GOOD MORNING, BLOGTOWN! Well I ain't no new messiah—but I'm close enough for rock and roll. LET'S GO TO PRESS.
The House Republicans fucks everyone and themselves again last night, postponing a bullshit vote on their bullshit plan to raise the debt ceiling.
Obama urges the Senate to take the lead since the House Republicans are such incredible fuck ups.
Well, I suppose if the government needs a handout they can go to Apple—who just so happens to have more money than the U.S. treasury. Gulp.
Climate change debunkers get debunked!
Looks like San Francisco residents won't be voting on a circumcision band after all. PSSSTTHHHPPHT!! (That's a spit take.) Circumcision ban?!?
Hustler offers acquitted murderer Casey Anthony $500,000—and no, it's not so she'll kill herself.
Creepy Texas polygamist Warren Jeffs—accused of raping young girls in his compound—has decided to fire his lawyers and defend himself. The guys in your cell block aren't going to like you very much, Warren.
In other creepy Texas news, an AWOL soldier is arrested for possessing bomb-making materials that authorities believe were going to be used to blow up Fort Hood. (Did I mention he also had some child pornography, too? Texans! Pssht.)

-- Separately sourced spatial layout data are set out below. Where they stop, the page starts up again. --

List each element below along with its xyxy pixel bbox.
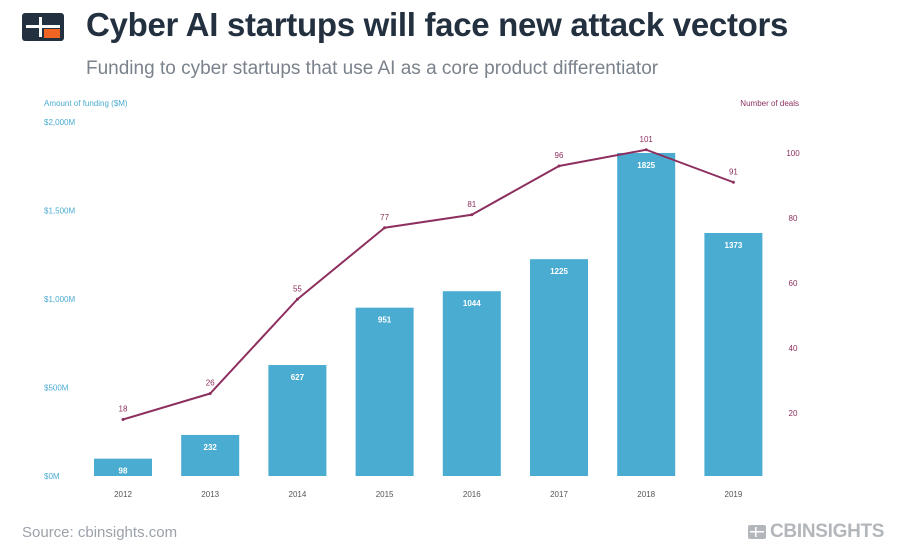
right-axis-tick-label: 80 [789,214,798,223]
deals-label-2013: 26 [206,379,215,388]
right-axis-tick-label: 60 [789,279,798,288]
deals-point-2018 [644,148,648,152]
deals-label-2017: 96 [555,151,564,160]
x-axis-tick-labels: 2012 2013 2014 2015 2016 2017 2018 2019 [114,490,743,499]
bar-2016 [442,291,501,476]
right-axis-tick-label: 100 [786,149,800,158]
x-tick-label-2014: 2014 [289,490,307,499]
left-axis-label: Amount of funding ($M) [44,99,128,108]
deals-point-2013 [208,392,212,395]
bar-label-2012: 98 [119,467,128,476]
left-axis-tick-label: $0M [44,472,60,481]
left-axis-tick-label: $1,000M [44,295,75,304]
footer-brand: CBINSIGHTS [748,521,884,543]
bar-2014 [268,365,327,476]
source-text: Source: cbinsights.com [22,524,178,541]
deals-label-2019: 91 [729,167,738,176]
bar-2012 [94,458,152,476]
bar-label-2018: 1825 [637,161,655,170]
cbinsights-logo-icon [22,13,64,41]
chart-title: Cyber AI startups will face new attack v… [86,6,789,43]
bar-data-labels: 98 232 627 951 1044 1225 1825 1373 [119,161,743,476]
bar-series [94,152,763,476]
right-axis-tick-label: 40 [789,344,798,353]
right-axis-ticks: 20 40 60 80 100 [786,149,800,418]
bar-label-2019: 1373 [725,241,743,250]
bar-2017 [530,259,588,476]
x-tick-label-2017: 2017 [550,490,568,499]
left-axis-tick-label: $1,500M [44,207,75,216]
right-axis-label: Number of deals [740,99,799,108]
x-tick-label-2018: 2018 [637,490,655,499]
deals-label-2018: 101 [640,135,654,144]
logo-orange-block [44,29,60,38]
chart-subtitle: Funding to cyber startups that use AI as… [86,58,659,79]
deals-point-2019 [731,180,735,184]
x-tick-label-2016: 2016 [463,490,481,499]
bar-2018 [617,152,676,476]
bar-label-2017: 1225 [550,267,568,276]
deals-point-2016 [470,213,474,217]
deals-label-2015: 77 [380,213,389,222]
left-axis-tick-label: $500M [44,384,69,393]
bar-2015 [355,307,414,476]
bar-2013 [181,434,240,476]
bar-label-2014: 627 [291,373,305,382]
deals-label-2014: 55 [293,284,302,293]
x-tick-label-2012: 2012 [114,490,132,499]
right-axis-tick-label: 20 [789,409,798,418]
deals-point-2017 [557,164,561,168]
bar-2019 [704,232,763,476]
bar-label-2016: 1044 [463,299,481,308]
x-tick-label-2019: 2019 [725,490,743,499]
bar-label-2015: 951 [378,316,392,325]
bar-label-2013: 232 [204,443,218,452]
deals-point-2015 [383,226,387,230]
deals-point-2014 [295,297,299,301]
left-axis-tick-label: $2,000M [44,118,75,127]
line-data-labels: 18 26 55 77 81 96 101 91 [119,135,739,414]
deals-label-2012: 18 [119,405,128,414]
brand-name: CBINSIGHTS [770,521,885,542]
line-series [121,148,735,421]
deals-line [122,148,734,421]
x-tick-label-2013: 2013 [201,490,219,499]
cbinsights-small-logo-icon [748,525,766,539]
deals-point-2012 [121,418,125,421]
x-tick-label-2015: 2015 [376,490,394,499]
deals-label-2016: 81 [467,200,476,209]
left-axis-ticks: $0M $500M $1,000M $1,500M $2,000M [44,118,75,481]
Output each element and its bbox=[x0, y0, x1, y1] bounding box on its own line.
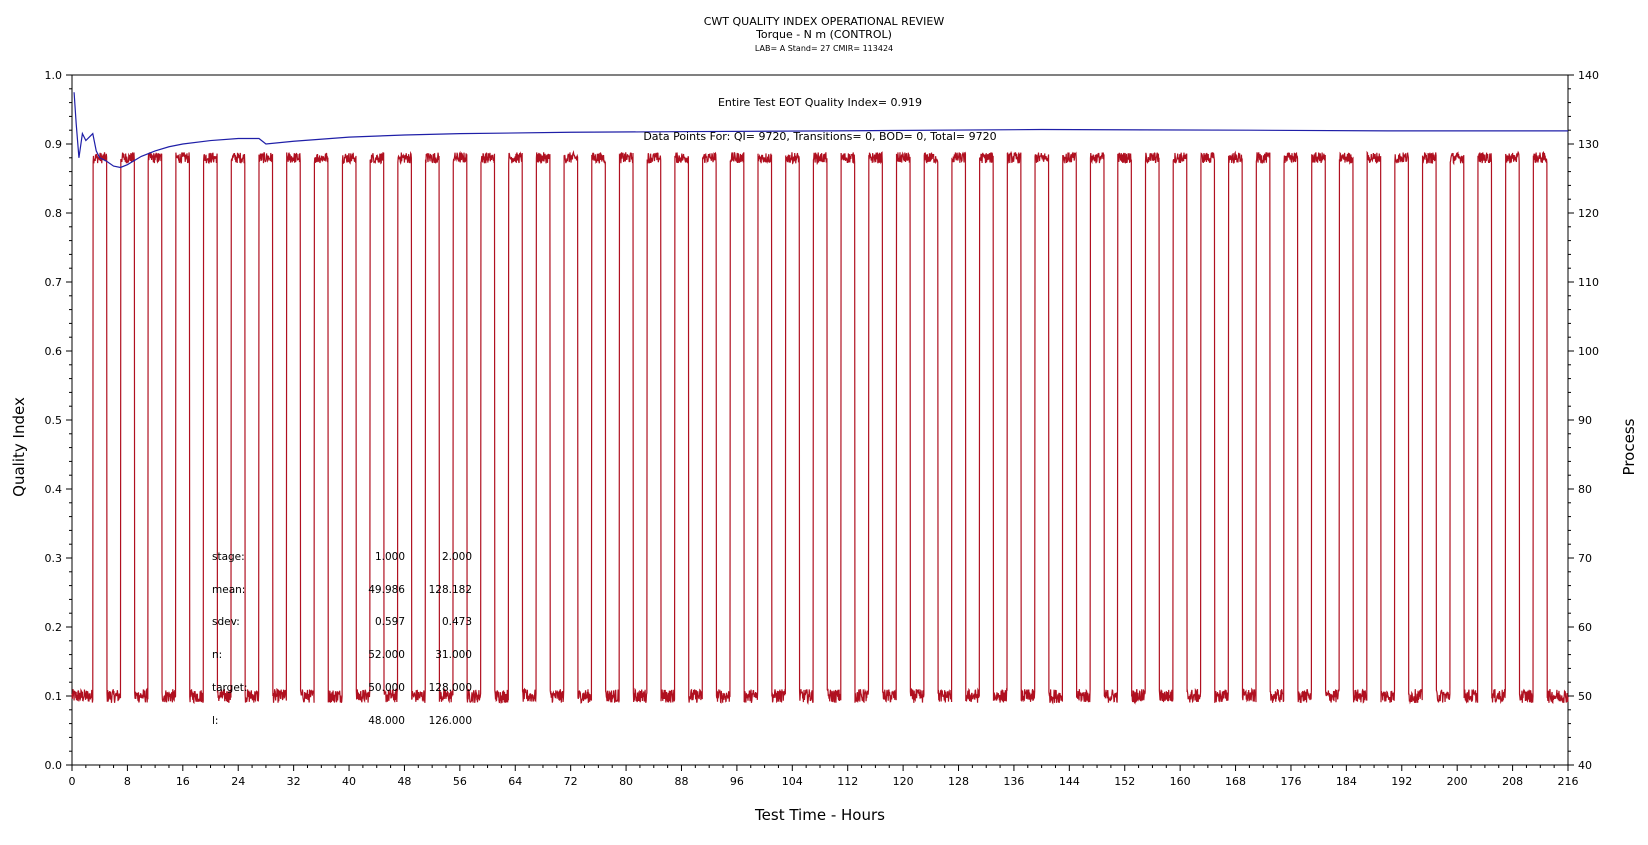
y-tick-label: 0.4 bbox=[45, 483, 63, 496]
y-tick-label: 0.8 bbox=[45, 207, 63, 220]
x-tick-label: 160 bbox=[1170, 775, 1191, 788]
y2-tick-label: 130 bbox=[1578, 138, 1599, 151]
x-tick-label: 184 bbox=[1336, 775, 1357, 788]
stats-row-stage1: 48.000 bbox=[368, 715, 405, 727]
x-tick-label: 48 bbox=[397, 775, 411, 788]
x-tick-label: 24 bbox=[231, 775, 245, 788]
x-tick-label: 168 bbox=[1225, 775, 1246, 788]
stats-row-stage1: 49.986 bbox=[368, 584, 405, 596]
y2-tick-label: 40 bbox=[1578, 759, 1592, 772]
y-tick-label: 0.0 bbox=[45, 759, 63, 772]
x-tick-label: 112 bbox=[837, 775, 858, 788]
y-tick-label: 0.3 bbox=[45, 552, 63, 565]
chart-subsubtitle: LAB= A Stand= 27 CMIR= 113424 bbox=[755, 44, 893, 53]
x-tick-label: 120 bbox=[893, 775, 914, 788]
stats-row-stage2: 31.000 bbox=[435, 649, 472, 661]
chart-subtitle: Torque - N m (CONTROL) bbox=[755, 28, 892, 41]
y-tick-label: 0.9 bbox=[45, 138, 63, 151]
left-axis: 0.0 0.1 0.2 0.3 0.4 0.5 0.6 0.7 0.8 0.9 1.0 bbox=[45, 69, 72, 772]
stats-row-stage2: 0.473 bbox=[442, 616, 472, 628]
process-series bbox=[71, 149, 1569, 706]
x-tick-label: 136 bbox=[1003, 775, 1024, 788]
x-tick-label: 144 bbox=[1059, 775, 1080, 788]
stats-row-label: target: bbox=[212, 682, 247, 694]
y2-tick-label: 100 bbox=[1578, 345, 1599, 358]
stats-row-label: stage: bbox=[212, 551, 245, 563]
y2-axis-label: Process bbox=[1620, 418, 1638, 475]
x-tick-label: 80 bbox=[619, 775, 633, 788]
x-tick-label: 40 bbox=[342, 775, 356, 788]
chart-title: CWT QUALITY INDEX OPERATIONAL REVIEW bbox=[704, 15, 945, 28]
y-tick-label: 0.6 bbox=[45, 345, 63, 358]
x-tick-label: 208 bbox=[1502, 775, 1523, 788]
stats-row-stage1: 1.000 bbox=[375, 551, 405, 563]
x-tick-label: 0 bbox=[69, 775, 76, 788]
x-tick-label: 200 bbox=[1447, 775, 1468, 788]
x-tick-label: 72 bbox=[564, 775, 578, 788]
y-tick-label: 0.2 bbox=[45, 621, 63, 634]
y-tick-label: 1.0 bbox=[45, 69, 63, 82]
annotation-data-points: Data Points For: QI= 9720, Transitions= … bbox=[643, 130, 996, 143]
y2-tick-label: 80 bbox=[1578, 483, 1592, 496]
x-tick-label: 8 bbox=[124, 775, 131, 788]
x-tick-label: 192 bbox=[1391, 775, 1412, 788]
stats-row-label: n: bbox=[212, 649, 222, 661]
x-tick-label: 56 bbox=[453, 775, 467, 788]
x-tick-label: 16 bbox=[176, 775, 190, 788]
y-tick-label: 0.5 bbox=[45, 414, 63, 427]
stats-row-stage2: 2.000 bbox=[442, 551, 472, 563]
y2-tick-label: 110 bbox=[1578, 276, 1599, 289]
stats-table: stage: 1.000 2.000 mean: 49.986 128.182 sdev: 0… bbox=[212, 551, 472, 727]
y2-tick-label: 120 bbox=[1578, 207, 1599, 220]
x-tick-label: 96 bbox=[730, 775, 744, 788]
y-tick-label: 0.7 bbox=[45, 276, 63, 289]
stats-row-label: sdev: bbox=[212, 616, 240, 628]
y2-tick-label: 60 bbox=[1578, 621, 1592, 634]
x-tick-label: 32 bbox=[287, 775, 301, 788]
stats-row-label: l: bbox=[212, 715, 218, 727]
y2-tick-label: 140 bbox=[1578, 69, 1599, 82]
y2-tick-label: 70 bbox=[1578, 552, 1592, 565]
stats-row-stage1: 52.000 bbox=[368, 649, 405, 661]
plot-frame bbox=[71, 74, 1569, 766]
right-axis: 40 50 60 70 80 90 100 110 120 130 140 bbox=[1568, 69, 1599, 772]
x-axis: 0 8 16 24 32 40 48 56 64 72 80 88 96 104 112 120 128 136 1… bbox=[69, 765, 1579, 788]
stats-row-stage2: 126.000 bbox=[429, 715, 472, 727]
stats-row-label: mean: bbox=[212, 584, 245, 596]
x-tick-label: 88 bbox=[674, 775, 688, 788]
y-axis-label: Quality Index bbox=[10, 397, 28, 497]
stats-row-stage2: 128.000 bbox=[429, 682, 472, 694]
x-tick-label: 64 bbox=[508, 775, 522, 788]
annotation-eot-quality-index: Entire Test EOT Quality Index= 0.919 bbox=[718, 96, 922, 109]
x-tick-label: 104 bbox=[782, 775, 803, 788]
process-line bbox=[71, 149, 1569, 706]
x-tick-label: 176 bbox=[1280, 775, 1301, 788]
x-tick-label: 128 bbox=[948, 775, 969, 788]
x-tick-label: 152 bbox=[1114, 775, 1135, 788]
quality-index-series bbox=[73, 92, 1568, 169]
x-axis-label: Test Time - Hours bbox=[754, 806, 885, 824]
stats-row-stage1: 50.000 bbox=[368, 682, 405, 694]
x-tick-label: 216 bbox=[1558, 775, 1579, 788]
stats-row-stage1: 0.597 bbox=[375, 616, 405, 628]
y-tick-label: 0.1 bbox=[45, 690, 63, 703]
stats-row-stage2: 128.182 bbox=[429, 584, 472, 596]
y2-tick-label: 90 bbox=[1578, 414, 1592, 427]
y2-tick-label: 50 bbox=[1578, 690, 1592, 703]
quality-index-line bbox=[73, 92, 1568, 169]
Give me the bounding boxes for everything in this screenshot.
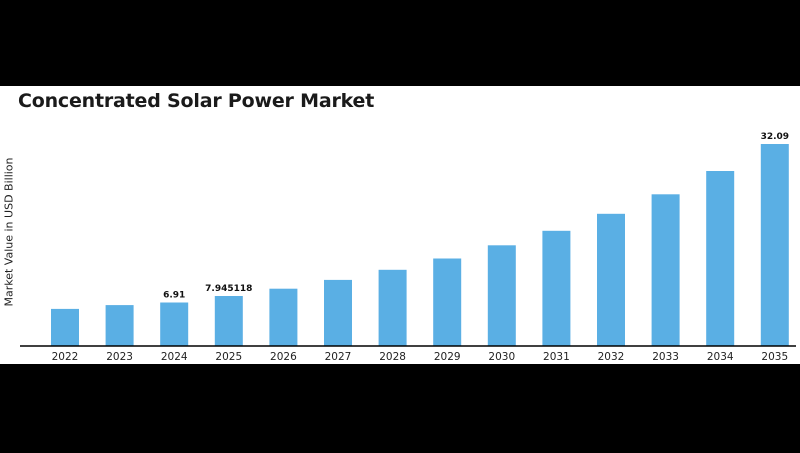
chart-title: Concentrated Solar Power Market bbox=[18, 90, 375, 112]
bar-2033 bbox=[651, 194, 680, 346]
bar-2023 bbox=[105, 305, 134, 346]
x-tick-label-2032: 2032 bbox=[598, 351, 625, 363]
bar-2022 bbox=[51, 308, 79, 346]
x-tick-label-2034: 2034 bbox=[707, 351, 734, 363]
x-tick-label-2029: 2029 bbox=[434, 351, 461, 363]
bar-2034 bbox=[706, 171, 735, 346]
bar-2031 bbox=[542, 230, 571, 346]
bar-2029 bbox=[433, 258, 462, 346]
x-tick-label-2033: 2033 bbox=[652, 351, 679, 363]
data-labels: 6.91 7.945118 32.09 bbox=[163, 132, 789, 301]
x-tick-label-2027: 2027 bbox=[325, 351, 352, 363]
x-tick-label-2031: 2031 bbox=[543, 351, 570, 363]
bar-2025 bbox=[214, 296, 243, 346]
bars-group bbox=[51, 144, 789, 346]
data-label-2024: 6.91 bbox=[163, 291, 185, 301]
chart-panel: Concentrated Solar Power Market Market V… bbox=[0, 86, 800, 364]
x-tick-label-2022: 2022 bbox=[52, 351, 79, 363]
x-tick-labels: 2022 2023 2024 2025 2026 2027 2028 2029 2030 2031… bbox=[52, 351, 789, 363]
bar-2027 bbox=[324, 279, 352, 346]
x-tick-label-2025: 2025 bbox=[215, 351, 242, 363]
bar-2024 bbox=[160, 302, 189, 346]
bar-chart: 2022 2023 2024 2025 2026 2027 2028 2029 2030 2031… bbox=[20, 132, 796, 363]
x-tick-label-2026: 2026 bbox=[270, 351, 297, 363]
bar-2035 bbox=[760, 144, 789, 346]
bar-2030 bbox=[487, 245, 516, 346]
x-tick-label-2023: 2023 bbox=[106, 351, 133, 363]
x-tick-label-2024: 2024 bbox=[161, 351, 188, 363]
bar-2026 bbox=[269, 288, 298, 346]
x-tick-label-2030: 2030 bbox=[488, 351, 515, 363]
bar-2028 bbox=[378, 269, 407, 346]
data-label-2025: 7.945118 bbox=[205, 284, 252, 294]
x-tick-label-2028: 2028 bbox=[379, 351, 406, 363]
x-tick-label-2035: 2035 bbox=[761, 351, 788, 363]
bar-2032 bbox=[597, 213, 625, 346]
data-label-2035: 32.09 bbox=[761, 132, 789, 142]
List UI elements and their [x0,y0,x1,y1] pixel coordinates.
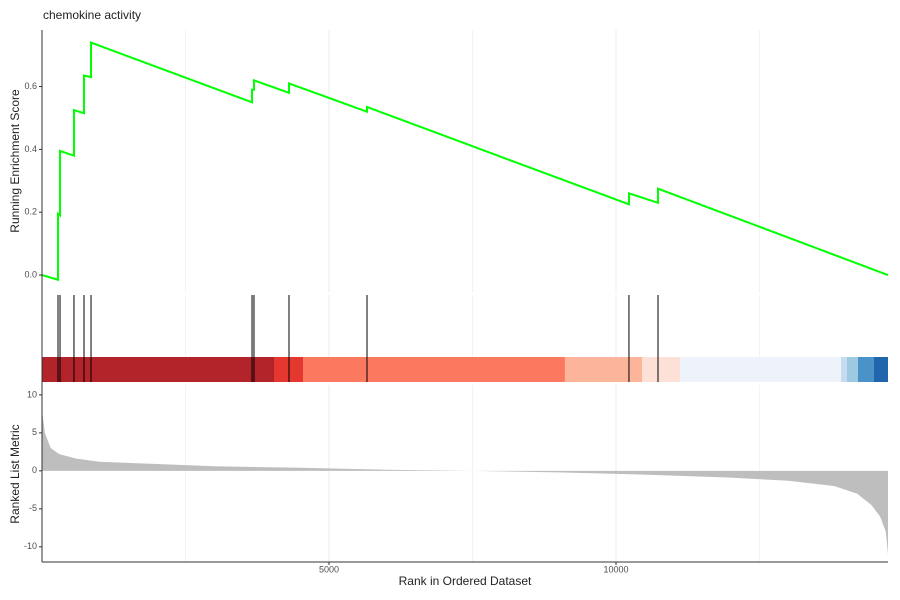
y-tick-label: 0.6 [24,81,37,91]
color-band [641,357,680,382]
color-band [302,357,565,382]
x-tick-label: 5000 [319,564,339,574]
y-tick-label: 5 [32,427,37,437]
color-band [679,357,841,382]
y-axis-label: Running Enrichment Score [8,89,22,233]
y-axis-label: Ranked List Metric [8,424,22,523]
color-band [846,357,858,382]
y-tick-label: 10 [27,389,37,399]
y-tick-label: 0 [32,465,37,475]
y-tick-label: -10 [24,541,37,551]
x-tick-label: 10000 [603,564,628,574]
chart-title: chemokine activity [43,8,141,22]
y-tick-label: 0.0 [24,269,37,279]
y-tick-label: -5 [29,503,37,513]
color-band [564,357,642,382]
color-band [873,357,888,382]
color-band [840,357,847,382]
color-band [857,357,874,382]
y-tick-label: 0.2 [24,207,37,217]
y-tick-label: 0.4 [24,144,37,154]
x-axis-label: Rank in Ordered Dataset [399,574,532,588]
color-band [42,357,275,382]
running-score-line [41,41,889,282]
metric-area [42,410,888,555]
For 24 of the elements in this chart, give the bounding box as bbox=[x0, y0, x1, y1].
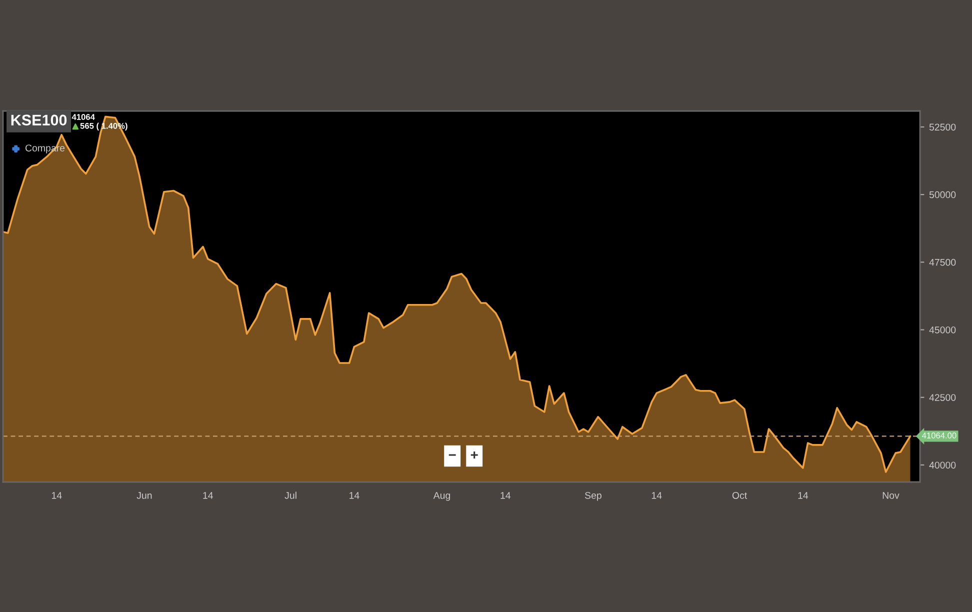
ref-line-label: 41064.00 bbox=[922, 432, 956, 438]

Creepy Texan George W. Bush says his deer-in-the-headlights reaction to first hearing the news of the 9/11 attacks were in actuality "a conscious decision to project an aura of calm in a crisis." OHHHH, SO THAT'S WHAT IT WAS.
From the Sad Sports Desk: Former Yankee pitcher Hideki Arabu has been found dead, an apparent victim of suicide.
Amy Winehouse's family believe she died from not drinking enough. WHAT.
In Eugene, Oregon, Walmart customer Sandy McMillin was unceremoniously kicked out of the store for buying sour cream, chips and coffee creamer! Oh... and for wearing a bikini!